The Town of Where-they-work-on-the-dam

In the night we passed through 5 locks to descend the Three Gorges Dam. I heard the screeching of something like a giant screw, but was too out of it to get up and watch. From information the next morning, it takes 3 hours altogether, so obviously it didn’t keep me awake the whole time. Steve had taken a sleeping pill and heard nothing.

Now we are below the dam in the part of the river unaffected by the change in water level. The dam brought lots of jobs to the area and therefore lots of growth, hence the name of the town (which I couldn’t tell you in Chinese.)

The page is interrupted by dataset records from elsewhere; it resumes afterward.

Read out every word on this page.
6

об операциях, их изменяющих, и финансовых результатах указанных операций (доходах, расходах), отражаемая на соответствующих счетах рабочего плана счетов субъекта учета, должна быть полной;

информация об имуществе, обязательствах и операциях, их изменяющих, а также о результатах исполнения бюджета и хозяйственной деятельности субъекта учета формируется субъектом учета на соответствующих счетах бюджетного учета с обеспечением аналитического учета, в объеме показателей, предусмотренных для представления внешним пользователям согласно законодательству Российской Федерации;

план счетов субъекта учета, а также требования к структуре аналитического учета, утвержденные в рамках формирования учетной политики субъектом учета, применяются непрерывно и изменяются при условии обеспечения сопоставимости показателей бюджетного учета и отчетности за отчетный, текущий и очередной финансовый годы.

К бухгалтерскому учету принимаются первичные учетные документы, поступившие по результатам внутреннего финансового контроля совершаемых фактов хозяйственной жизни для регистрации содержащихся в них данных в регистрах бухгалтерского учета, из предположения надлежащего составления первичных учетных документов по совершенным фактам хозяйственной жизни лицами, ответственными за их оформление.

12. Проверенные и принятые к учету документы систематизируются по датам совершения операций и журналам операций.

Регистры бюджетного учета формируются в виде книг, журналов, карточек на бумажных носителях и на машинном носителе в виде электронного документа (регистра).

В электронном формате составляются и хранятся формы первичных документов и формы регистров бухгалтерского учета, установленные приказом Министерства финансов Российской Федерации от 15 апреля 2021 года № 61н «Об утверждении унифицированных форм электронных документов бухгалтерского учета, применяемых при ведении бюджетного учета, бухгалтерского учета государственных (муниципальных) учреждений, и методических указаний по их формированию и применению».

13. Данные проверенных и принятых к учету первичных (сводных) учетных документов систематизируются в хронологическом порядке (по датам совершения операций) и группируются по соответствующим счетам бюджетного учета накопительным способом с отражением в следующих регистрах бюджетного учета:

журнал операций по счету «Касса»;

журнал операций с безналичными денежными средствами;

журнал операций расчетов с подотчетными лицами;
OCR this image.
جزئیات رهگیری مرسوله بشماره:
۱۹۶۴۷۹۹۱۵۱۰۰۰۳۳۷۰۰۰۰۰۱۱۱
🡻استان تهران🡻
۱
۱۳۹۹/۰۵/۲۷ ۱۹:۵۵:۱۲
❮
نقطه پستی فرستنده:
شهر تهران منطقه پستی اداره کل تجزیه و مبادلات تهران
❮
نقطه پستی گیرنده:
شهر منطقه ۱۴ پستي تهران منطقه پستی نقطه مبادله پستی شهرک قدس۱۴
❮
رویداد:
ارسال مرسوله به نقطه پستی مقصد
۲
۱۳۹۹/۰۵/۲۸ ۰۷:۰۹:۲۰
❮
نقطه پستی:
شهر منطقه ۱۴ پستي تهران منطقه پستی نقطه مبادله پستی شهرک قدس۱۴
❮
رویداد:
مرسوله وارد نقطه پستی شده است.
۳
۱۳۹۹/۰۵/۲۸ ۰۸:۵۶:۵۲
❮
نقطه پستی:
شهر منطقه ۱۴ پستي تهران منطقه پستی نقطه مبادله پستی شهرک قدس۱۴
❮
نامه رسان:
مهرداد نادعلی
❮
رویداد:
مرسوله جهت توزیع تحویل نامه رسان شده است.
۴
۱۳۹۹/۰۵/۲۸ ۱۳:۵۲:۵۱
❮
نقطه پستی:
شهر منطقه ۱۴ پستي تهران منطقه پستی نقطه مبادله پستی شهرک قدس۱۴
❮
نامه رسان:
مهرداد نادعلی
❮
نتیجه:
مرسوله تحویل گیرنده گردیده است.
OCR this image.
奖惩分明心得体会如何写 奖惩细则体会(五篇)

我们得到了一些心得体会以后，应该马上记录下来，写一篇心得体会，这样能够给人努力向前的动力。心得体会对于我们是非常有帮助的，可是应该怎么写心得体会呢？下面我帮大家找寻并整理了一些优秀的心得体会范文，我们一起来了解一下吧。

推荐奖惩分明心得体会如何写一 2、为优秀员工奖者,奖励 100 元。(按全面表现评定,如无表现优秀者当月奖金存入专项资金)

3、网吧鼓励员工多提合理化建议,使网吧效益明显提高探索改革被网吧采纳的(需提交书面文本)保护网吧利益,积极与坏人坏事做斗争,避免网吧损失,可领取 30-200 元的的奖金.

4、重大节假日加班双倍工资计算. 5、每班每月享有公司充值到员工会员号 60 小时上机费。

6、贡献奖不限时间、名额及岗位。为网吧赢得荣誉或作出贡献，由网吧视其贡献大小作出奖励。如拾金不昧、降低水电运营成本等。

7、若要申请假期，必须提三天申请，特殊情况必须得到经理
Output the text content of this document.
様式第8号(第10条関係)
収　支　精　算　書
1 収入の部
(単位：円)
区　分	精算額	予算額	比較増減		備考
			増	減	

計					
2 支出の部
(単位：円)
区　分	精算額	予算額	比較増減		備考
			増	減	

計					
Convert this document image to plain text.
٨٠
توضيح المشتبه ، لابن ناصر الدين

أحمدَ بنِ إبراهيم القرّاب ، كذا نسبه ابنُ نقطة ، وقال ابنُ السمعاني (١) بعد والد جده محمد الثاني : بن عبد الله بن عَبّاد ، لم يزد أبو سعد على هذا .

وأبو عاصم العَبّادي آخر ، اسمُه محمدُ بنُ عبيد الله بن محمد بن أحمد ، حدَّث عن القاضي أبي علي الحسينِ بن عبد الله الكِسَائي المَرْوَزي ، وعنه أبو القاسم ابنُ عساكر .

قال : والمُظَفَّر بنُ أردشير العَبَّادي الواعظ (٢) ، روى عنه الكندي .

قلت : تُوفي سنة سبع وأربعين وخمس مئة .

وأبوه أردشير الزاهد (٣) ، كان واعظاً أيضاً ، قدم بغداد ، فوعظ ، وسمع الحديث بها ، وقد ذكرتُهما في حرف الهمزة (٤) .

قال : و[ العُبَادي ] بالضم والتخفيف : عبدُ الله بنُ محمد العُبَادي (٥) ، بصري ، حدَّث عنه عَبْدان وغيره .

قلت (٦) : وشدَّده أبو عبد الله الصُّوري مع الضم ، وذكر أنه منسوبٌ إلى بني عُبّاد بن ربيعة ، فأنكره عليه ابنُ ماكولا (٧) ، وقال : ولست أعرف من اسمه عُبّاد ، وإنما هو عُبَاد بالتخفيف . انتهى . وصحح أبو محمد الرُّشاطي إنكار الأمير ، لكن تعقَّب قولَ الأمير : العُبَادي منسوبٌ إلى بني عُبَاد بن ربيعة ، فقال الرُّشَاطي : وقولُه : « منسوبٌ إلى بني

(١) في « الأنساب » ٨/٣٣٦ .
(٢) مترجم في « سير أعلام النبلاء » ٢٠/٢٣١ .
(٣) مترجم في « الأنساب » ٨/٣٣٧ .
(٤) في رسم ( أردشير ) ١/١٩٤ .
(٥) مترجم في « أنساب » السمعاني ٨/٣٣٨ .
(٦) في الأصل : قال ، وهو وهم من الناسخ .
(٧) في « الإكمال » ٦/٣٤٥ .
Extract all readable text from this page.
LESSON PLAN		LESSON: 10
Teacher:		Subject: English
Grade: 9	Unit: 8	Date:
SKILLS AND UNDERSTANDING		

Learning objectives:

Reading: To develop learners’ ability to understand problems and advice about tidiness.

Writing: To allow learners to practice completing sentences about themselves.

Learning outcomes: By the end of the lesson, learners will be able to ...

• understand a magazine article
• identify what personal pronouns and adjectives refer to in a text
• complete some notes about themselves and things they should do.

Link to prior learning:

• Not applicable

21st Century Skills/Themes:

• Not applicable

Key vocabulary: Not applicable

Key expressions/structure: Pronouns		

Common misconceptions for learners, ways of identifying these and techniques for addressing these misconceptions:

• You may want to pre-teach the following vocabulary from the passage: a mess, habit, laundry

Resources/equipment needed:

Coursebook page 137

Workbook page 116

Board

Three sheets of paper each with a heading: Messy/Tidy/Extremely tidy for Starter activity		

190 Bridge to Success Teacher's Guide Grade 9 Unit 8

This morning was a whole-ship tour of the dam. Our guides led us through a gauntlet of vendors, all saying “maybe later” as they held out T-shirts and maps of China, encouraging us to stop on our return. Then we boarded buses for the short drive to the dam observation area. We passed the lock we had come through the night before.

 A guide explained the plan from a large wall picture before multiple escalators took us to the overlook.

The building in the foreground is the recently opened “elevator” that takes small ships to the top in 45 minutes instead of the 3-hours required for the 5 locks.


I liked this bas relief sculpture representing the electric turbines that function quietly beneath the level of the water. I didn’t bother fighting the crowd to do the 70 extra steps to the platform since I’m quite sure you couldn’t see anything that we couldn’t see from the main overlook.


The dam is truly massive although Itaipu in Brazil is longer. This view is upstream on the reservoir side.

From downstream, the dam is to the left, the locks to the right.


When we left the buses back at the port, we could either run the gauntlet of vendors again or walk along the waterfront. Three guesses as to which we chose.


We still had the bottleneck of re-boarding the ship, but ship's employees keep repeating the phrases “Watch your step,” and “Be careful.” We made it.